DPC_WATCHDOG_VIOLATION (133)
The DPC watchdog detected a prolonged run time at an IRQL of DISPATCH_LEVEL or above.
Arguments:
Arg1: 0000000000000001, The system cumulatively spent an extended period of time at
    DISPATCH_LEVEL or above. The offending component can usually be
    identified with a stack trace.
Arg2: 0000000000001e00, The watchdog period.

0x1e00 100ns units is 768us.

@Tim_Roberts said:
From here:

DPC_WATCHDOG_VIOLATION (133)
The DPC watchdog detected a prolonged run time at an IRQL of DISPATCH_LEVEL or above.
Arguments:
Arg1: 0000000000000001, The system cumulatively spent an extended period of time at
    DISPATCH_LEVEL or above. The offending component can usually be
    identified with a stack trace.
Arg2: 0000000000001e00, The watchdog period.
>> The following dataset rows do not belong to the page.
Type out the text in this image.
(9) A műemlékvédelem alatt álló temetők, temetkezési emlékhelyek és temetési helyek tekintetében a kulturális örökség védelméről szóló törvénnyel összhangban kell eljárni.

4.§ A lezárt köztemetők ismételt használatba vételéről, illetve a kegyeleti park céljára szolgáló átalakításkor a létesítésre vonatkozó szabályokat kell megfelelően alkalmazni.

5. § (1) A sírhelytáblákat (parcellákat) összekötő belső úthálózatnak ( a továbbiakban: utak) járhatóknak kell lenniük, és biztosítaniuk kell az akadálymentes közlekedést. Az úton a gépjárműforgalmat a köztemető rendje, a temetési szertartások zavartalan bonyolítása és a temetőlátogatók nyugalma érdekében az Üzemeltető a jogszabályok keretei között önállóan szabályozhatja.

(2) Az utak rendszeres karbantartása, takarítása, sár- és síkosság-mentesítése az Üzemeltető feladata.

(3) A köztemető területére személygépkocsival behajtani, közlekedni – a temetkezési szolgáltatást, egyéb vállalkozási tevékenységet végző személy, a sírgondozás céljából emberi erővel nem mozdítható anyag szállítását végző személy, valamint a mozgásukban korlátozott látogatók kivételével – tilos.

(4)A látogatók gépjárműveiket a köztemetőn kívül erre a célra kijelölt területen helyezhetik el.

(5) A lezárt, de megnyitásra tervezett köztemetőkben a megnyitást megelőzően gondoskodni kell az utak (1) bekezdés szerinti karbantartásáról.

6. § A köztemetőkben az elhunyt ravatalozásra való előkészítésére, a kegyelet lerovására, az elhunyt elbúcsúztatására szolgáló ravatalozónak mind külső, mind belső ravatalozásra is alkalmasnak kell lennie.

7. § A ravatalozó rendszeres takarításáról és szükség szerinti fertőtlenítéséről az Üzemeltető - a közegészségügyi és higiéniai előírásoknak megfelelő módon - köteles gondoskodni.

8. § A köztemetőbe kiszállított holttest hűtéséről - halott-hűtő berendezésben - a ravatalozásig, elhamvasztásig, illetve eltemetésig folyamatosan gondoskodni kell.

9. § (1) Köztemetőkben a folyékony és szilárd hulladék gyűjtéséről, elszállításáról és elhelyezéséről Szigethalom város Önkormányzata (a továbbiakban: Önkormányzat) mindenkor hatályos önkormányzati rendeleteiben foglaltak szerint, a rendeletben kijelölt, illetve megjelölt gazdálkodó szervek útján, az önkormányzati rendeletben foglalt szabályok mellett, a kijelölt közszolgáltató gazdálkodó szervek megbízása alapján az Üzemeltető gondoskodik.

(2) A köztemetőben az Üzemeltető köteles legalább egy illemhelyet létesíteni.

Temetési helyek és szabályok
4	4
0x1e00 100ns units is 768us.

So how can I find which function is consuming the most time in DISPATCH level and find the root of this bugcheck? And considering that there are two potentially faulty thread stacks in the output of !dpcwatchdog, which of them is consuming the most time?

And where does the “16 Min 17 Sec 984.38 mSec” come from?